Chiunque decida di essere felice, pensi che esiste un solo bene, cioè ciò che è onesto; infatti se pensa che ve ne sia qualcun altro, anzitutto, giudica male la provvidenza, perché molte sventure accadono agli uomini giusti e perché qualsiasi cosa che ci è data è di breve durata ed esigua se la paragoni alla durata del mondo intero. Da questo lamento deriva che siamo interpreti ingrati dei benefici divini: ci lamentiamo che sono non continui, che ce ne tocchino pochi, incerti e destinati a svanire. Da ciò deriva che non vogliamo né vivere né morire: ci prende un odio verso la vita e un timore della morte. Ogni proposito è incerto, né alcuna felicità può soddisfarci pienamente. La causa, appunto, è che non siamo giunti a quel bene immenso e insuperabile dove è necessario che si fermi la nostra volontà perché non esiste luogo oltre la sommità. Chiedi perché la virtù non abbia bisogno di nulla? Gode di ciò che ha a disposizione, non desidera ciò che non ha; quel che per essa è grande è quel che basta.

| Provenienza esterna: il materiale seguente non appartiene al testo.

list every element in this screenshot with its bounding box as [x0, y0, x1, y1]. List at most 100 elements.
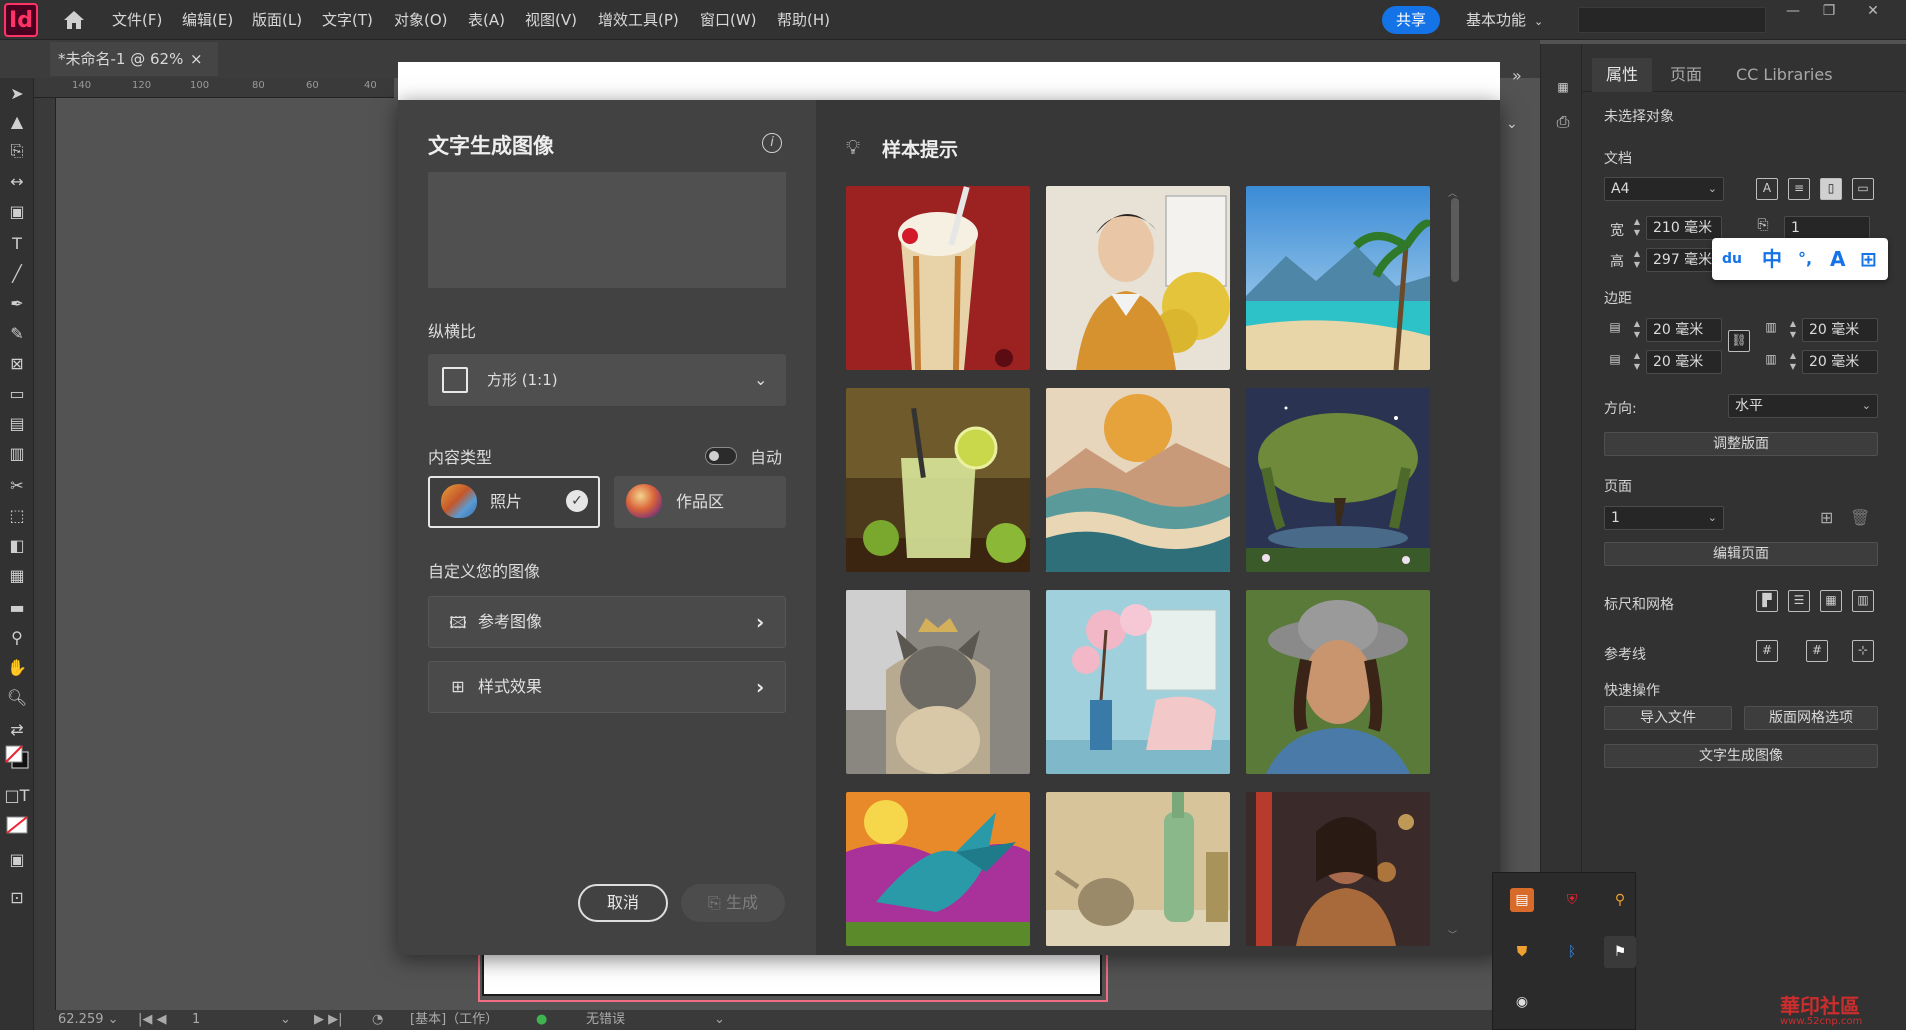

Allontanati da questo principio: non vi sarà pietà, non vi sarà fedeltà, infatti chi vuole osservare l’una e l’altra (virtù) deve sopportare molti di quelli che sono chiamati mali, e deve sacrificare molte di quelle cose di cui ci compiaciamo come se fossero (veri) beni. Viene meno il coraggio, che deve dare prova di sé nel pericolo; viene meno la grandezza d’animo, che non può risaltare se non disprezza come cose di poco conto ciò a cui il volgo aspira come grandissimi beni; viene meno la riconoscenza e la restituzione di un favore se temiamo la fatica, se abbiamo conosciuto qualcosa di più prezioso della fedeltà, se non guardiamo alle cose migliori.